Memendam Emosi dalam Hati
Tidak ada yang mengetahui datangnya kematian.
Termasuk orang yang ingin mengakhiri hidupnya.
Orang yang mengakhiri hidupnya hanya berusaha agar bisa mati.
Tapi berbagai upaya belum
tentu berhasil.
Sering kali orang yang sudah mencoba berbagai cara malah tidak
langsung meninggal.
Ada pula yang karena tergores jarinya, langsung meninggal.
Kasus bunuh diri yang kudatangi siang tadi, menurutku, benar-benar misterius.
Pihak keluarga tidak mengetahui motif korban mengakhiri hidupnya.
Selama
ini korban lebih sering menutup diri.
Tidak banyak keluhan yang dikemukakan kepada orang lain.
Keluarga pun tidak mengetahui apa saja yang dipikirkan korban
sehingga nekad mengakhiri hidupnya.
Keluarga hanya mengetahui bahwa korban pendiam,
tidak banyak bicara, dan tentunya sangat baik.
Setiap orang pasti memiliki masalah.
Tapi tidak semua orang mau mengemukakan
masalahnya kepada orang lain.
Ada yang memilih memendam sendiri masalahnya.
Ada
pula yang lebih senang memendam masalahnya.
Ada pula yang hanya menceritakan
masalah tertentu kepada orang lain.
Sedangkan masalah lainnya dipendam sendiri.
Apapun sikap yang dipilih, pasti ada resikonya.
Orang lain bisa mencari
solusi bila ada orang yang mau bercerita masalahnya.
Jadi bagi pemilik masalah,
kendalanya bisa segera diselesaikan.
Tapi resikonya, orang lain akan mengetahui
masalah yang dihadapi.
Secara tidak langsung orang tersebut berutang budi
kepada orang lain.
Di sisi lain, hal ini juga bisa menjadi boomerang.
Orang lain
bisa menggunakan masalah tersebut untuk kepentingannya sendiri.

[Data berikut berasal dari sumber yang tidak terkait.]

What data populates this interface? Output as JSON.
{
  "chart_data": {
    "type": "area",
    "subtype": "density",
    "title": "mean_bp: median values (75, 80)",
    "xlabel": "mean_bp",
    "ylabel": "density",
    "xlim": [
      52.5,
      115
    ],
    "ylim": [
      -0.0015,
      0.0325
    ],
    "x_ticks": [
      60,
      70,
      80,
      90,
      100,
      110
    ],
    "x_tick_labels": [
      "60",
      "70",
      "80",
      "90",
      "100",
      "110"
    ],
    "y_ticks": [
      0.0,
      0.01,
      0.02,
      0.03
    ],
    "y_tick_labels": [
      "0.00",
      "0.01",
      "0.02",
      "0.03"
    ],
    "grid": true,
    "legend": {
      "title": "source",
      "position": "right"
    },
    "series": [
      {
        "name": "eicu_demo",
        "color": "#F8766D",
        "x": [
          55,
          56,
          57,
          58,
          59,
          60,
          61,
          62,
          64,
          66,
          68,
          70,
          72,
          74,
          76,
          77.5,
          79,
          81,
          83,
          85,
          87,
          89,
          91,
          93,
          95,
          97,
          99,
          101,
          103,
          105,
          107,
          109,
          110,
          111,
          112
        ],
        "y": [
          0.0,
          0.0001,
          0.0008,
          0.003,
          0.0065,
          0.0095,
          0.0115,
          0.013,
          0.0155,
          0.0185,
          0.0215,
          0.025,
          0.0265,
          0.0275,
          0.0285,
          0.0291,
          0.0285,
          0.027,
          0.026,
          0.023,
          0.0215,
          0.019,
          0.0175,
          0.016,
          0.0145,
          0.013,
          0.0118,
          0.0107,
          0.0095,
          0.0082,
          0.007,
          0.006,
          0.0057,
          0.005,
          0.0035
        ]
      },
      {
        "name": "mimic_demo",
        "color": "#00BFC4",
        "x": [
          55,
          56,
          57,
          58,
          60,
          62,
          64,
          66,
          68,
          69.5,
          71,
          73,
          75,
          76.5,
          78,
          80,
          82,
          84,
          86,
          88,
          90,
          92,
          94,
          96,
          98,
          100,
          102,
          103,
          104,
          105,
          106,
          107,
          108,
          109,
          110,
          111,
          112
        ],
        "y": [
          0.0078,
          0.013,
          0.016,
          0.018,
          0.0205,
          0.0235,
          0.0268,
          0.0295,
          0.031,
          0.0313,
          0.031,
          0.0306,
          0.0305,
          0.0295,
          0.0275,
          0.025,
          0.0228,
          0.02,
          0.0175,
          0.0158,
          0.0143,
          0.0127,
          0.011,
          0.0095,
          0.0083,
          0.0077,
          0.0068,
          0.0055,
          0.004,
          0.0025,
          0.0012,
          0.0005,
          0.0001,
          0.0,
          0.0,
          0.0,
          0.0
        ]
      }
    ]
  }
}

Bila pemilik masalah tidak mau bercerita kepada orang lain, hanya dia
sendiri yang mengetahui masalahnya.
Konsekwensinya, masalah ini belum tentu menemukan
solusi.
Meskipun bisa menemukan solusi, butuh waktu lebih lama dibandingkan
berbagi dengan orang lain.
Pemilik masalah pun tidak perlu khawatir orang lain akan
memanfaatkan masalahnya untuk kepentingan pribadi.
Merujuk pada dua hal ini, cotoh kasus yang kutemui siang tadi mengacu
pada poin kedua.
Hanya korban yang mengetahui masalahnya.
Sampai akhir
hayatnya, orang lain tidak mengetahui masalahnya.
Masalah ini dibawa sampai kematiannya.
Meskipun ada yang mau bercerita, bisa jadi itu hanya asumsi.
Kebenarannya hanya
versi orang yang bercerita.
Kecuali bila korban sempat bercerita sebelum bunuh
diri.
Menanggung beban sendiri memang sangat berat.
Seandainya korban sudah
menikah, aku yakin dia bisa berbagi dengan istrinya.
Aku tidak tahu korban
sudah memiliki pacar atau belum.
Seandainya korban sudah memiliki pacar, aku
tidak dia mau menceritakan masalahnya.
Sebab, pacar juga bisa menjadi musuh
dalam selimut.
Sewaktu-waktu pacar bisa menceritakan masalah tersebut ke orang
lain.
Apalagi bila keduanya sudah tidak ada ikatan lagi.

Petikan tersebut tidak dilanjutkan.